The loan limit under the agreement is DKr100bn, with DKr75bn made available to banks and DKr25bn to mortgage lenders. The state carries the risk of this recapitalisation and earns interest on market terms – at an average rate of 10%. The banks and mortgage lenders will not be given capital for free – they will have to borrow it and must make repayments and pay interest.
The agreement divides Danish banks into three categories according to their ratings, and the rates of interest payable by the banks in the three groups vary from a good 9% to nearly 12%. The higher the rating, the lower the rate of interest to be paid.
The Danish state also extends the government’s rescue package introduced in the autumn of 2008 (bank package I). The current guarantee, which will expire on September 30, 2010, is replaced by a new three-year state guarantee. Participants must pay a premium on market terms to use the guarantee.
Peter Straarup: a sensible solution
Peter Straarup, Chairman of the Danske Bank Executive Board, considers the political solution well thought-out and sensible, although a bit expensive for the banks.
“Looking forward, the banks will have to be cautious when granting credit – despite the package – to minimise the negative consequences of the downturn. But there is no doubt that, other things being equal, the new package will open up for the financing of healthy projects,” says Peter Straarup.
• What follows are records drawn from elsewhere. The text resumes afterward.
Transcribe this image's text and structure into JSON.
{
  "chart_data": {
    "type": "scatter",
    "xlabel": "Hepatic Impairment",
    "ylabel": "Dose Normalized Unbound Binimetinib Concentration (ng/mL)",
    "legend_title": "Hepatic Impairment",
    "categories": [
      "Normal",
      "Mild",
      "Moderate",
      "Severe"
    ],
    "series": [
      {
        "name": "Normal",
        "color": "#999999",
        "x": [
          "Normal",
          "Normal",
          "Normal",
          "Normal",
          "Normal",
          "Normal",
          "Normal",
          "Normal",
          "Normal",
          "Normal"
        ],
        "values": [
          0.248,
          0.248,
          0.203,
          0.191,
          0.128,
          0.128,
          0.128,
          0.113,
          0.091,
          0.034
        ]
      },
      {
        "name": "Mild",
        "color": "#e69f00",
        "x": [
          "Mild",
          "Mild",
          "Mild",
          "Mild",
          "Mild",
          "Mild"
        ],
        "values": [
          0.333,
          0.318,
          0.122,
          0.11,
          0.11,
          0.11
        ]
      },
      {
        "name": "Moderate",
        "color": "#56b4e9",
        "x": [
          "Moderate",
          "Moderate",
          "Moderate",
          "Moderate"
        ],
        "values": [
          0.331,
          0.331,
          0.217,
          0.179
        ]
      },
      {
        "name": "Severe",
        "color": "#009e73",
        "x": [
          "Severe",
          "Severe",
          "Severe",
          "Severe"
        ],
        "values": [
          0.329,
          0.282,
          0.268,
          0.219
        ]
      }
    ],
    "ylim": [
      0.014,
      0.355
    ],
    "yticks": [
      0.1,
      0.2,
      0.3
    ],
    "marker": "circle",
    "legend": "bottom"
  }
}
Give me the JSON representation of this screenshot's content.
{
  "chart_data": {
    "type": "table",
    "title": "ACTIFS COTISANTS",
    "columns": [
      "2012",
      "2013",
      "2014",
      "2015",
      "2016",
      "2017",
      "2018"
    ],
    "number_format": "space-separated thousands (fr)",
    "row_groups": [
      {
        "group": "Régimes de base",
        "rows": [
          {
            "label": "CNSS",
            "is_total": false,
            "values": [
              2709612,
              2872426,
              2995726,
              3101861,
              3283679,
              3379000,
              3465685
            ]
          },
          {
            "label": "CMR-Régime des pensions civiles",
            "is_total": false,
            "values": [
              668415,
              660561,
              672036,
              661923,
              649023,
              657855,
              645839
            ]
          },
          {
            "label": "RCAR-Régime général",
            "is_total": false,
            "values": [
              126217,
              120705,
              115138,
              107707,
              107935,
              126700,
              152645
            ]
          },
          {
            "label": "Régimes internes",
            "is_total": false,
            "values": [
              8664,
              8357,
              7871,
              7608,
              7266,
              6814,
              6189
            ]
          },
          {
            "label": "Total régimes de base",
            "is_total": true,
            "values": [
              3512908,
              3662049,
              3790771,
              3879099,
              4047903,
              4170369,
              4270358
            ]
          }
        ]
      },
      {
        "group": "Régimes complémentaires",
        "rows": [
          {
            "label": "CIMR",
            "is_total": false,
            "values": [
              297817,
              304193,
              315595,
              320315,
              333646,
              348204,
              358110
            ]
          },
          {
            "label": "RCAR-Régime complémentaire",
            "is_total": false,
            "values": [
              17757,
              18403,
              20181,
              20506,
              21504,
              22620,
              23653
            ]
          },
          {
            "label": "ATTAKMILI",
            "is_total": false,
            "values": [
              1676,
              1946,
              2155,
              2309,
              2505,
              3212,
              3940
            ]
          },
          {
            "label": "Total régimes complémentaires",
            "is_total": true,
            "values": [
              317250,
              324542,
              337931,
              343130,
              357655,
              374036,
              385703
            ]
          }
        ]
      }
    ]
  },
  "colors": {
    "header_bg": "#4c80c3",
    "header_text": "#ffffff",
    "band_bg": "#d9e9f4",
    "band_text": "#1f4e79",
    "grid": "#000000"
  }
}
Danske Bank will now study the elements of the new credit package, which is likely to be passed by the Danish parliament at the end of January.
“If we decide to use the facilities of the package, our articles of association require that we consult our shareholders. We can do that at the annual general meeting on March 4. As matters stand, we are sympathetic to the intentions of the package and are generally positive despite the costs. We will present our financial results for 2008 on February 5, and at that time we plan to say whether we will make a recommendation to the general meeting”, says Peter Straarup.